Tyre maker MRF Ltd’s stock vaulted by 4.81% to Rs.12,898.05 as the company’s March quarter net profit beat Bloomberg’s consensus estimates by a wide 27%. In spite of a 2.9% dip in net revenue during the quarter to Rs.2,906.3 crore, the firm’s net profit skyrocketed by 40.3% to Rs.210.6 crore.
The price of crude (used in tyre manufacture) is also falling. Given relatively stable wage costs, the lower raw material costs pushed up MRF’s operating margin by 440 bps to 15.3% from a year ago.
The trend looks likely to continue. According to Surjit Arora, analyst at Prabhudas Lilladher Pvt. Ltd, “International rubber prices fell by 7% in the last few days as demand from China moderated.”
MRF has passed on the benefit of falling rubber prices to customers—in March it cut tyre prices in the replacement market by 2-2.5%, which could soften profit margins going forward if volumes do not pick up.
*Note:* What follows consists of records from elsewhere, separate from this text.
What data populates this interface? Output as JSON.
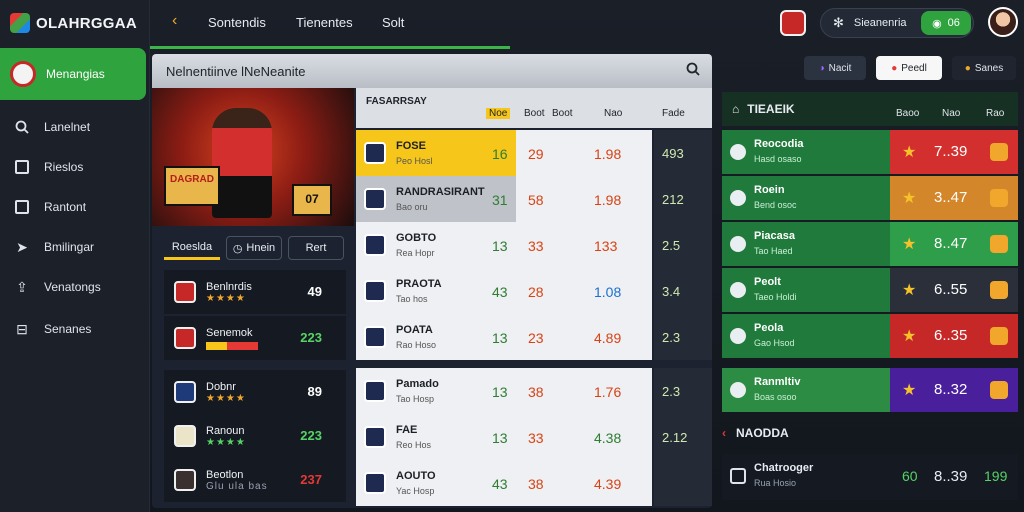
{
  "app": {
    "title": "OLAHRGGAA"
  },
  "sidebar": {
    "active": {
      "label": "Menangias"
    },
    "items": [
      {
        "label": "Lanelnet",
        "icon": "search-icon"
      },
      {
        "label": "Rieslos",
        "icon": "square-icon"
      },
      {
        "label": "Rantont",
        "icon": "square-icon"
      },
      {
        "label": "Bmilingar",
        "icon": "arrow-icon"
      },
      {
        "label": "Venatongs",
        "icon": "export-icon"
      },
      {
        "label": "Senanes",
        "icon": "grid-icon"
      }
    ]
  },
  "topbar": {
    "nav": [
      "Sontendis",
      "Tienentes",
      "Solt"
    ],
    "user": {
      "name": "Sieanenria",
      "toggle": "06"
    }
  },
  "center": {
    "header": "Nelnentiinve lNeNeanite",
    "hero": {
      "sign": "DAGRAD",
      "sign2": "07"
    },
    "tabs": [
      "Roeslda",
      "Hnein",
      "Rert"
    ],
    "left_cards": [
      {
        "name": "Benlnrdis",
        "stars": "★★★★",
        "score": "49",
        "score_color": "#ffffff"
      },
      {
        "name": "Senemok",
        "stars": "",
        "score": "223",
        "score_color": "#56d364"
      },
      {
        "name": "Dobnr",
        "stars": "★★★★",
        "score": "89",
        "score_color": "#ffffff"
      },
      {
        "name": "Ranoun",
        "stars": "★★★★",
        "score": "223",
        "score_color": "#56d364"
      },
      {
        "name": "Beotlon",
        "stars": "Glu ula bas",
        "score": "237",
        "score_color": "#e53935"
      }
    ]
  },
  "table": {
    "title": "FASARRSAY",
    "columns": [
      "Noe",
      "Boot",
      "Nao",
      "Fade"
    ],
    "rows": [
      {
        "team": "FOSE",
        "sub": "Peo Hosl",
        "v1": "16",
        "v2": "29",
        "v3": "1.98",
        "v4": "493",
        "hl": "#f6c71a"
      },
      {
        "team": "RANDRASIRANT",
        "sub": "Bao oru",
        "v1": "31",
        "v2": "58",
        "v3": "1.98",
        "v4": "212",
        "hl": "#bfc3c9"
      },
      {
        "team": "GOBTO",
        "sub": "Rea Hopr",
        "v1": "13",
        "v2": "33",
        "v3": "133",
        "v4": "2.5",
        "hl": "#eef0f3"
      },
      {
        "team": "PRAOTA",
        "sub": "Tao hos",
        "v1": "43",
        "v2": "28",
        "v3": "1.08",
        "v4": "3.4",
        "hl": "#eef0f3"
      },
      {
        "team": "POATA",
        "sub": "Rao Hoso",
        "v1": "13",
        "v2": "23",
        "v3": "4.89",
        "v4": "2.3",
        "hl": "#eef0f3"
      },
      {
        "team": "Pamado",
        "sub": "Tao Hosp",
        "v1": "13",
        "v2": "38",
        "v3": "1.76",
        "v4": "2.3",
        "hl": "#eef0f3"
      },
      {
        "team": "FAE",
        "sub": "Reo Hos",
        "v1": "13",
        "v2": "33",
        "v3": "4.38",
        "v4": "2.12",
        "hl": "#eef0f3"
      },
      {
        "team": "AOUTO",
        "sub": "Yac Hosp",
        "v1": "43",
        "v2": "38",
        "v3": "4.39",
        "v4": "",
        "hl": "#eef0f3"
      }
    ]
  },
  "right": {
    "chips": [
      "Nacit",
      "Peedl",
      "Sanes"
    ],
    "header": "TIEAEIK",
    "cols": [
      "Baoo",
      "Nao",
      "Rao"
    ],
    "rows": [
      {
        "name": "Reocodia",
        "sub": "Hasd osaso",
        "val": "7..39",
        "blk": "#d32f2f"
      },
      {
        "name": "Roein",
        "sub": "Bend osoc",
        "val": "3..47",
        "blk": "#d4862a"
      },
      {
        "name": "Piacasa",
        "sub": "Tao Haed",
        "val": "8..47",
        "blk": "#2e9e4a"
      },
      {
        "name": "Peolt",
        "sub": "Taeo Holdi",
        "val": "6..55",
        "blk": "#2a2f3a"
      },
      {
        "name": "Peola",
        "sub": "Gao Hsod",
        "val": "6..35",
        "blk": "#c62828"
      },
      {
        "name": "Ranmltiv",
        "sub": "Boas osoo",
        "val": "8..32",
        "blk": "#4a1f9c"
      }
    ],
    "section2": "NAODDA",
    "bottom": {
      "name": "Chatrooger",
      "sub": "Rua Hosio",
      "a": "60",
      "val": "8..39",
      "b": "199"
    }
  }
}
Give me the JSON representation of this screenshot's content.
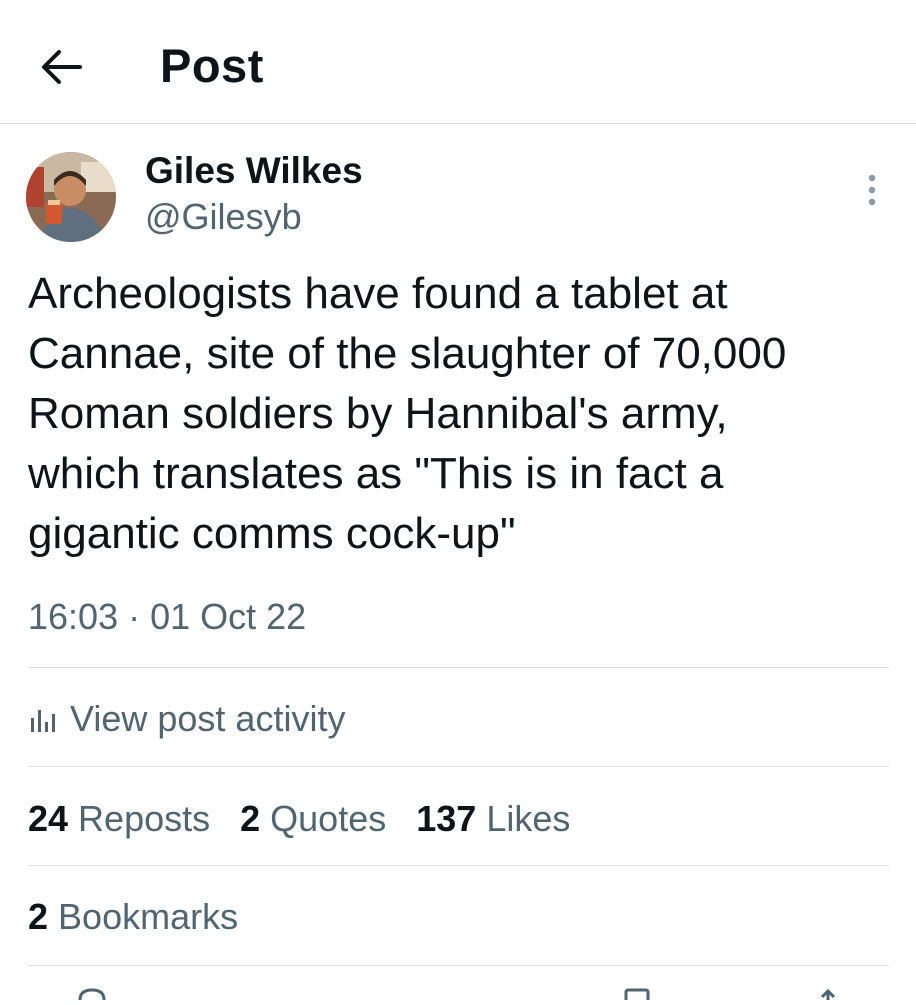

However, MRF’s management is concerned about the auto slowdown. The flipside of falling commodity prices is poor demand. The commercial vehicles segment, which accounts for about half the revenues, continues to contract. Meanwhile, original equipment demand from other auto segments is sluggish.
Indeed, MRF’s robust marketing network and brand equity has helped retain replacement market sales, which accounts for three-fourth of total sales. Yet, there appears to be a fall in customer footfall in the replacement market in the last few months.
The company has other challenges, too. A wage negotiation in its Kottayam plant has hit output. The plant is currently operating at a third of its capacity and contributes nearly 15% to revenue. Besides, the industry slowdown could be a reason for flat revenue during the quarter.
The road ahead is likely to see MRF, like its peers, cruise along with margins supported by low input costs. The stock has gained 14.5% in the last 52 weeks and trades at a reasonable seven times estimated earnings per share for fiscal 2014. A strong uptick from these levels would hinge on economic recovery that would spur auto sector demand.